20

16.4K 523 63
                                    

selam bebekler🤍

kahvelerinizi kapın ve yerinizi alın ✨
yeni bölüm geldi 🤍 iyi okumalar
__________________________

Tüm olumsuzluklara rağmen Ali'yle Urfaya dönmeyi kabul etmiştim. Ailemin veya arkadaşlarımın yanına sığınırsam onlarıda felaketin içine çekmekten korktum. Ali'ye verdiğim ağrı kesicilerin etkisiyle tekrar uyuya kalmıştı. Yanında oturup sessizce nefes alıp verişini takip ediyordum. Ben gözlerimi kapatmaktan korkuyordum. Eğer uyursam beni bırakıp gidicekmiş gibi geliyordu. Sessizlik kapı çalması ile bozuldu. Yerimden sıçrayıp çığlık attım. Benim bağırmamla Ali'de uzandığı yerden fırlayıp ayaklandı. Beni arkasına çekip etrafını kolaçan etti. İkimizde panik atak olmuştuk resmen.

"Ali tamam sakin ol. Kapı çaldı sadece. Ben korktum bi an."

Bir iki saniye kendisine gelmeye çalışıp bana döndü.

"Fırat gelmiştir" diye açıklama yaptı bana.

Hala titriyordum. Bu hallerimin geçmesi epey zaman alcak gibiydi. Açıklamasının beni yatıştırmaya yetmediğini fark edip eliyle yanağımı okşadı.

"Ben yanındayım. Kimsenin gücü yetmez sana zarar vermeye."

Gözlerime bakıyordu derin derin. Bu cümleyi sürekli tekrarlaması beni rahatlatıyordu. Neden bilmiyorum ama inanıyordum ona.

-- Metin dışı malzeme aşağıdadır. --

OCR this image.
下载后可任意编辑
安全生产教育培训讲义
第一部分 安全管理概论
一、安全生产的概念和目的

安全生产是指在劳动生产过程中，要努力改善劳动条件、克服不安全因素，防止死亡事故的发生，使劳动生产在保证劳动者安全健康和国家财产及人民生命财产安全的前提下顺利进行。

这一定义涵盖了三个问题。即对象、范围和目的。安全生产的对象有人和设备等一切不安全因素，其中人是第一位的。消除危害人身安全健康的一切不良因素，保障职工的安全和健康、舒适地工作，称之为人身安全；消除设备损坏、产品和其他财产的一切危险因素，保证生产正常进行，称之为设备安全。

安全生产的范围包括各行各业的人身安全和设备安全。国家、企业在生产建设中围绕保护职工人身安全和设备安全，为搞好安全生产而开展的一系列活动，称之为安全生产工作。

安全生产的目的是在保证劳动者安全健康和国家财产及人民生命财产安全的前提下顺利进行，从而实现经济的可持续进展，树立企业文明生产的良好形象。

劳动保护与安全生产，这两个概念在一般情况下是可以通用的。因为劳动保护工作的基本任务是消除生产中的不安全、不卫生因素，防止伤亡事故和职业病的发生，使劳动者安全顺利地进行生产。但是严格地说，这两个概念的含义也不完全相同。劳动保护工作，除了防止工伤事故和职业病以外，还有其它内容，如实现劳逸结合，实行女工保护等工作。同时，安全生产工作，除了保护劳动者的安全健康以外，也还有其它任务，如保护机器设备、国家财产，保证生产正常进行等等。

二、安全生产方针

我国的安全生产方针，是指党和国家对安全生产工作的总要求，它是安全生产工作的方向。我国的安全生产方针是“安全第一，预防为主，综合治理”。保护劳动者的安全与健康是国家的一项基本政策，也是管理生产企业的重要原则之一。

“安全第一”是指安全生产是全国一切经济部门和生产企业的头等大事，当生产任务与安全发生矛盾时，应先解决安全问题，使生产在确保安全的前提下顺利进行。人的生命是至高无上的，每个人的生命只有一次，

Zil tekrar çalınca yanımdam ayrılıp kapıya gitti. Arkasından baktım. Hala üstünde kıyafet yoktu. Heybetli gövdesini izledim. Geniş omuzlarını, kaslı kollarını süzdüm. Kendine güveni olan dik yürüyüşe sahipti. Evet, Ali varken bana kimse dokunamazdı.

Fırat elinde torbalarla girdi içeri. Ali ondan kıyafet ve yemek almasını istemiş belliki. Tüm yaşananlara rağmen adam hala boğazını düşünebiliyordu ya, pes. O üstünü giyinirken bizde Fıratla masayı kurduk.

"Sana bişey olmadı değimi?" diye sordum Fırata.

"Çok şükür yenge, ben iyiyim. Hele şu adamları bi bulduk mu daha iyi olcam."

Kafamı sallayıp tabakları dağıttım. Hırs ve intikam duygusu bürümüştü ikisininde gözünü. Olabilecekleri düşününce bi ürpermiştim. Onların başına bişey gelmemesi için dua ediyordum içimden.

Ali'de yemek masasına oturunca biraz atıştırdık. Benim iştahım olmamasına rağmen Ali'nin zorlaması üzeri biraz yedim.

Yemekten sonra yarın sabah için bilet bakmaya başlamışlardı. İçime sinmesede sesimi çıkarmadım. İşlemi bitirip bana döndü.

"Evet bunuda hallettik. Hadi çıkalım odanada eşyalarını hazırla."

Her adımda peşimdeydi yada gözleri ile takip ediyordu beni. Sanki beni göremezse kaçırıp götürceklermiş gibi.

Ama tuhaf bi mesafe vardı aramızda. Benden kaynaklı olan bi mesafe. Onunla beraber Urfaya gitmem tamamen rasyonel sebeplere dayanıklıydı. Aramızda ilişki gibi bi durum bu saatten sonra olmazdı. Elinde olmadan nişanlanmış olabilirdi belki ama bana yalan söylemesini kabul edemezdim. Buda bi tür ihanetti benim gözümde. Keşke başından açık açık anlatsaydı bana. Belki başımızdan geçen böylesi bela ve üzüntülere yer vermezdik hayatlarımızda.

Beraber üst kata çıktık. Hazırlıklarımı yaparken beni izliyordu. Dolabımdan bir iki parça kıyafeti çıkarıp el çantasına koydum.

"Bavulun nerde? Onlar kaç güne yeticek?"

Dudaklarımı birbirine bastırıp zebani gibi başımda bekleyen Ali'ye döndüm.

"Bir iki günden fazla kalmayacağım için yeterli olcak."